The explosion occurred about an hour later.

'Lucky to be alive'

As a wrecking crew was demolishing the home at 820 20th Street on Thursday morning, Sarah Adams, who lived in a lower apartment, could do no more than stand by and watch.

All of her belongings perished in the explosion and fire, from which she and her friend, Robert Tall, had barely escaped with their lives. 

The two arrived at the house on Wednesday just before 5 p.m. and immediately smelled a strong odor of gas.

"When I walked up the stairs and into the foyer, the smell was so strong I could taste it," Adams said.  "I immediate turned around and started to run off the porch saying, 'It's too strong it's too strong.' "

"She barely got the word strong out when she got blown into me and I ended up here," said Tall, while pointing to a spot on the street in front of the house.

"There was like, wind and glass and everything going by. ... I watched the porch take off into the sky," said Tall, who described it like being in a hurricane.

"It was like we were in a bubble flying off the porch," Adams said. "It was the loudest boom I've ever experience in my life. It was as loud as it was silent. ... It was very surreal."

"It's crazy that I'm alive," Tall said.

Miraculously unharmed, they turned to see the house now turning into an inferno. They thought about trying to re-enter the home to rescues Sarah's neighbor, an elderly woman who lived in another apartment, but who suddenly emerged from the house, with her dog, with barely a scratch on either.

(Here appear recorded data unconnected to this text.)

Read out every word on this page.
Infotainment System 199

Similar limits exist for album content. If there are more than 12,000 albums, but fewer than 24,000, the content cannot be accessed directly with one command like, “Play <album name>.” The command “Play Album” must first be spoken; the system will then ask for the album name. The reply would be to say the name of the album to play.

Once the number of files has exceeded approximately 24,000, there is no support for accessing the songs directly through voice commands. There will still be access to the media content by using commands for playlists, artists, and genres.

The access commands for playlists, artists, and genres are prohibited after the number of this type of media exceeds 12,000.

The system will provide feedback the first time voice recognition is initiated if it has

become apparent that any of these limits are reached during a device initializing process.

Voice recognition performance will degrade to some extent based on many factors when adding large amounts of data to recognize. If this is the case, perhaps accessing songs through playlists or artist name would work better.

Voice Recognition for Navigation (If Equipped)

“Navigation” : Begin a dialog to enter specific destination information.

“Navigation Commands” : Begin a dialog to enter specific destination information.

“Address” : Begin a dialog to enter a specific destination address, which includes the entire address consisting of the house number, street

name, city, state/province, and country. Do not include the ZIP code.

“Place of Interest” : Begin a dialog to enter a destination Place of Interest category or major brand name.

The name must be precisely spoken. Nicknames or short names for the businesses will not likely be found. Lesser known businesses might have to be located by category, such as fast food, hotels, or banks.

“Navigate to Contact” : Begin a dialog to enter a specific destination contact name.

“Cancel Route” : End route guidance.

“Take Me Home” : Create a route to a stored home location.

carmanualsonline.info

"That old lady came out of the house walking like there was nothing wrong...and all she worried about was having a cigarette," Tall said.

Michael Hooper, a Niagara Falls realtor, was also on the scene Thursday to take pictures and reminisce.

"My grandparents built this house in the late 1920s. They raised nine children in this house," he said.

Hooper's family sold the home seven years ago after his father died.

"Unfortunately the house is gone, but memories live on," he said.

Adams, meanwhile, is now staying with a relative as she contemplates what to do next after having lost all of her belongings.

"But the thing is, all of it is material and we are not. We cannot be replaced and so I'm grateful that we are all OK," Adams said.